Berkeley Lab director Paul Alivisatos who led the research pointed out that they also achieved an optical efficiency of 82-percent for blue photons. Alivisatos and Ralph Nuzzo of the University of Illinois are two of the authors of a paper in ACS Photonics describing the development.
An LSC (luminous solar concentrator) employs a process called Stokes shift to absorb the light on a plate embedded with highly efficient light emitters called “lumophores”. The lumophores re-emit the absorbed light at longer wavelengths, and an inexpensive waveguide directs the re-emitted light to a micro-solar cell, which converts it to electricity. The plate is much larger than the micro-solar cell. So, the light is highly concentrated.
The micro-solar cell uses only small amounts of expensive III−V photovoltaic materials.
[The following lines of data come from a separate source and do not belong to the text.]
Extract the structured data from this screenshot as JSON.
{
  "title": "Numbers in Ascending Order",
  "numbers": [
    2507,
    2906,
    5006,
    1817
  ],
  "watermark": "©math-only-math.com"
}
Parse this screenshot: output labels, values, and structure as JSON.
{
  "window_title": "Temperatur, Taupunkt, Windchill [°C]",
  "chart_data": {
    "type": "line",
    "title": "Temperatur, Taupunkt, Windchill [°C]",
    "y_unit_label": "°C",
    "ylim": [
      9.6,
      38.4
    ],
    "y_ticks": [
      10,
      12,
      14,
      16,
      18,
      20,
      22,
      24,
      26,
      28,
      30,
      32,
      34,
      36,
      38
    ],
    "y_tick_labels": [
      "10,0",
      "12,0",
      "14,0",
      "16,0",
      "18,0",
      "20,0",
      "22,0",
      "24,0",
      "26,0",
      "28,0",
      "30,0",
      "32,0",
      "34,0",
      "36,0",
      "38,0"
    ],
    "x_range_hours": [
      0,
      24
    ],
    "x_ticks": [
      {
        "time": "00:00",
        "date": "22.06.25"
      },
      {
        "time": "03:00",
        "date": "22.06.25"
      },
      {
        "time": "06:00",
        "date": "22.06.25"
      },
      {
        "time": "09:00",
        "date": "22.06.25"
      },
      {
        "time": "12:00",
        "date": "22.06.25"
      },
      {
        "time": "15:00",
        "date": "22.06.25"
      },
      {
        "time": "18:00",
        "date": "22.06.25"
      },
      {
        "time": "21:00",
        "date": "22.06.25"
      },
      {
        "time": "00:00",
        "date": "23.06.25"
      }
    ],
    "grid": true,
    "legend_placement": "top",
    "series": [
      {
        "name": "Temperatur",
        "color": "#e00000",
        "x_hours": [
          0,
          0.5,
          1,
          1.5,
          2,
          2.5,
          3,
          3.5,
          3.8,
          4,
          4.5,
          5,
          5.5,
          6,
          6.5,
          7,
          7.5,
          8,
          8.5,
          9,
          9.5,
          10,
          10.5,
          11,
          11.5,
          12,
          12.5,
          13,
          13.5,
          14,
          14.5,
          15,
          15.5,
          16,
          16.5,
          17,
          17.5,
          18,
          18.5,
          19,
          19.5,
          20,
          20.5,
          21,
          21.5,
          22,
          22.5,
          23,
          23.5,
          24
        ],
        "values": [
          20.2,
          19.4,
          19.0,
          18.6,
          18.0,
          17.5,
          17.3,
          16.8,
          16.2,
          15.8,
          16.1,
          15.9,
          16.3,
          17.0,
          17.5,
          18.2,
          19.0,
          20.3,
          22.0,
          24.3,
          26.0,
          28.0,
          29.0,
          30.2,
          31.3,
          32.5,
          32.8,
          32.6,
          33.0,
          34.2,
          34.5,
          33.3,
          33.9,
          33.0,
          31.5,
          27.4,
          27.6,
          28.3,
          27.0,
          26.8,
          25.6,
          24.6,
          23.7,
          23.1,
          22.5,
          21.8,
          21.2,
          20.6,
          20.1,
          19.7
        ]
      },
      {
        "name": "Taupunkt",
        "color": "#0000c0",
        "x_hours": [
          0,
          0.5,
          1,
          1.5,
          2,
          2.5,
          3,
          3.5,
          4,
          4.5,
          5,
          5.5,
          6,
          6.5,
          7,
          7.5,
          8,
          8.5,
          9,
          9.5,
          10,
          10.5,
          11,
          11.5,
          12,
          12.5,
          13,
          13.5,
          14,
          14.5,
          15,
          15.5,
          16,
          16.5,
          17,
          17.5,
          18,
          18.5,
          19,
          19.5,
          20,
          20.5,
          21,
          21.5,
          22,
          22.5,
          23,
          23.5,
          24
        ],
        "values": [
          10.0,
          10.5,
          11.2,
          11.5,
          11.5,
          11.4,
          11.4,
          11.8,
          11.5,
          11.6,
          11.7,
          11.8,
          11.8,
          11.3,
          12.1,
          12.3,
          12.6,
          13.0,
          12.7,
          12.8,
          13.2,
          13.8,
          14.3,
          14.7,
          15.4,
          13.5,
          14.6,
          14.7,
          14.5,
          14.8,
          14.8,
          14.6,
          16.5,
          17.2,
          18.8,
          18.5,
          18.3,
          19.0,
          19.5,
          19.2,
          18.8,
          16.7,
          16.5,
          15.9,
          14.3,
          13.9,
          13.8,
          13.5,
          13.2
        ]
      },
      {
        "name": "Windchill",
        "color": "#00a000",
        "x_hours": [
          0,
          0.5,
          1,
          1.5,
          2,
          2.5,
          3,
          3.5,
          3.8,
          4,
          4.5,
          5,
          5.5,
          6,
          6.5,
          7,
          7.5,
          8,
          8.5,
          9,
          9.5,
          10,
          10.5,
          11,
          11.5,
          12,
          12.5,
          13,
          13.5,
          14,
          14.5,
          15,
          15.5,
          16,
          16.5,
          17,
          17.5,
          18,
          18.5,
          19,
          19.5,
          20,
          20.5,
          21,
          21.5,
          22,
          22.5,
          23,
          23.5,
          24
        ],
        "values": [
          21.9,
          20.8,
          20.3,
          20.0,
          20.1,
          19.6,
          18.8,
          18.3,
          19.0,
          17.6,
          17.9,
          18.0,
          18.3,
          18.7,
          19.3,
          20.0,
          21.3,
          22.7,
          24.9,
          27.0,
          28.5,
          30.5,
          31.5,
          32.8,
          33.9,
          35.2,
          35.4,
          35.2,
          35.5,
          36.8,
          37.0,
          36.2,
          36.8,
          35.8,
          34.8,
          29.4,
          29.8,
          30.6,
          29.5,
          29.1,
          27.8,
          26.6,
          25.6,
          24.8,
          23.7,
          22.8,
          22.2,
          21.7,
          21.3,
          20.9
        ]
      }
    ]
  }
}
Previously, parasitic losses have limited the concentration factor and collection efficiency of the molecular dyes that were used as lumophores.
“We replaced the molecular dyes in previous LSC systems with core/shell nanoparticles composed of cadmium selenide (CdSe) cores and cadmium sulfide (CdS) shells that increase the Stokes shift while reducing photon reabsorption,” Bronstein said.
Berkeley Lab, he National Renewable Energy Lab (NREL), the University of Illinois, and Caltech have begun partnering on a new DOE solar concentrator project called MOSAIC because of the success of the LSC. MOSAIC stands for Micro-scale Optimized Solar-cell Arrays with Integrated Concentration.